Your Andy Warhol Specialists

The Andy Warhol Suit as a Simulacrum

Andy Warhol posing with camera and a picture frame

A common thread in Warhol’s work is the exploration of the authentic self. His works are often images of common household items and celebrity figures, that signify that people are disconnected with the reality of the world due to omnipresent images. The message of the art is truer today than it was when he produced them, it is a pivotal commentary on the mass media age.

Philosopher Jean Baudrillard discusses the concept of simulacra, that considers how signs, symbols and images have become more potent than the subject they intend to signify in the modern world.
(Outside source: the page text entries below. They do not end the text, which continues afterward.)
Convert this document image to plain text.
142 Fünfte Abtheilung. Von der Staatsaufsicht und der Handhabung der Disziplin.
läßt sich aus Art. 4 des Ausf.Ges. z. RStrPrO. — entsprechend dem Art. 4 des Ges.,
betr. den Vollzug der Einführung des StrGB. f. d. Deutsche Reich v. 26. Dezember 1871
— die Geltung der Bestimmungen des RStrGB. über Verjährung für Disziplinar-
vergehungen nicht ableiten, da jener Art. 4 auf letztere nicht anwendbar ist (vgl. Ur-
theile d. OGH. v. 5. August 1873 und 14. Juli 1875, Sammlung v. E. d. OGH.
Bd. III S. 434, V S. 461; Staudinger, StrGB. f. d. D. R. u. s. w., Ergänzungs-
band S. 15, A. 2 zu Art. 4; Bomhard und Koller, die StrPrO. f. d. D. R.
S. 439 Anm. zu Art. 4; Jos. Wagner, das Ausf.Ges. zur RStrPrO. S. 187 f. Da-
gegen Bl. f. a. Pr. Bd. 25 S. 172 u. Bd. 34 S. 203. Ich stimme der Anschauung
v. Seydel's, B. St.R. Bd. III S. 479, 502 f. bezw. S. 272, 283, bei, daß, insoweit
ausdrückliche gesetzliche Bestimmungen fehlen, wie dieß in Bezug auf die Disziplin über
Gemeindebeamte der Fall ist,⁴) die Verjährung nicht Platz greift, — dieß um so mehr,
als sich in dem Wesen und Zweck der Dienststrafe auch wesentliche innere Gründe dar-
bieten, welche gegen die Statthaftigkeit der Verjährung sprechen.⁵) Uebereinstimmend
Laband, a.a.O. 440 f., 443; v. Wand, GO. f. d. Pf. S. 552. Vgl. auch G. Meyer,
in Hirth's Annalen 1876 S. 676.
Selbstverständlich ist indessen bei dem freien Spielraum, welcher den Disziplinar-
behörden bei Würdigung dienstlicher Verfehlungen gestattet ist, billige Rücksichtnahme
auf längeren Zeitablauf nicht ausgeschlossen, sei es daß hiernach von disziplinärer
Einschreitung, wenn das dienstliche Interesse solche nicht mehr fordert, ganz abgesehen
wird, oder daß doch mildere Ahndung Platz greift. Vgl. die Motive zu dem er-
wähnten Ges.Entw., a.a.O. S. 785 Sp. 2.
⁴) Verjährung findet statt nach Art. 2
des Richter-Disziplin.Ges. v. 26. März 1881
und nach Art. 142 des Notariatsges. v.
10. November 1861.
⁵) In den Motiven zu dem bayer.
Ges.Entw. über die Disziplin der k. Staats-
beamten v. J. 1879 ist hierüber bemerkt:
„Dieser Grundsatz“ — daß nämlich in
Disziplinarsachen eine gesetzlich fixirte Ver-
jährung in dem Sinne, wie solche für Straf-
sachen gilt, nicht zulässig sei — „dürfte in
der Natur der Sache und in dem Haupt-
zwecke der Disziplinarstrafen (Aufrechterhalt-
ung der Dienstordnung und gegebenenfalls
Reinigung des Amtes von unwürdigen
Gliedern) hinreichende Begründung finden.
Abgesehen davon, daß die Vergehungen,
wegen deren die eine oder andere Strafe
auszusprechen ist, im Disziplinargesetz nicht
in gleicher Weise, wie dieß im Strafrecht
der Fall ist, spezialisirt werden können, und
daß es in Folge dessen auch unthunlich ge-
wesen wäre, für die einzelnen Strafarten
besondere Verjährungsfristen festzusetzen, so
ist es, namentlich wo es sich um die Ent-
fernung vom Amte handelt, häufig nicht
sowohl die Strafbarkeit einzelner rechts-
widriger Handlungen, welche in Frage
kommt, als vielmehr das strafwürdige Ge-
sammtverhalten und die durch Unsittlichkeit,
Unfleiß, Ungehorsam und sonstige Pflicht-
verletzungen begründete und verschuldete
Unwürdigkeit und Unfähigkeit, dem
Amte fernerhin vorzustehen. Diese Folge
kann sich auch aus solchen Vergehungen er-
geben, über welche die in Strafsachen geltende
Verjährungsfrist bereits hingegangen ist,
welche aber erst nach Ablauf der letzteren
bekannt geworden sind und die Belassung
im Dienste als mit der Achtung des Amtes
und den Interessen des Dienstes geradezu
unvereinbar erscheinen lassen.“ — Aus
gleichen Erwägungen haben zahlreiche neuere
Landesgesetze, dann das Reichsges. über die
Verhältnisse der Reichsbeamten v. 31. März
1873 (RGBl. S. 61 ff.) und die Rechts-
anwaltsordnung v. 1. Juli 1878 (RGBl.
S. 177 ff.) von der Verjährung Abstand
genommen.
They are no longer a representation of something else, but a truth, and entirety of themselves. This weaves into and becomes a network of simulacra called simulacrum, which can be defined as a copy sans an original. This is perhaps what Warhol meant by putting on his “Warhol Suit”. The version of himself that he put forward was a representation of himself, but did the representation become more potent than the subject? Was the facade more real than Warhol? Or was the facade Warhol himself?

A video recently dug up from Page Powell’s archives documents Andy Warhol on the day of the 15th anniversary of the Interview magazine, where refuses to go the the party due to a self help class. HIs physical appearance can be considered, for instance, as a facade. He is very obviously wearing a blonde wig, the obviousness of which is accentuated by the dark bold color of his eyebrows. Additionally he was considered quite eloquent when he spoke with people in private, although in the video he is almost the opposite of eloquent. So then again, which is the real Warhol? In Baudrillard’s words, perhaps, Warhol’s would put on the Warhol suit as a simulacra, but the Warhol suit became so potent as to take over, and eventually the network of suits was not a copy of the truth but a new truth in itself.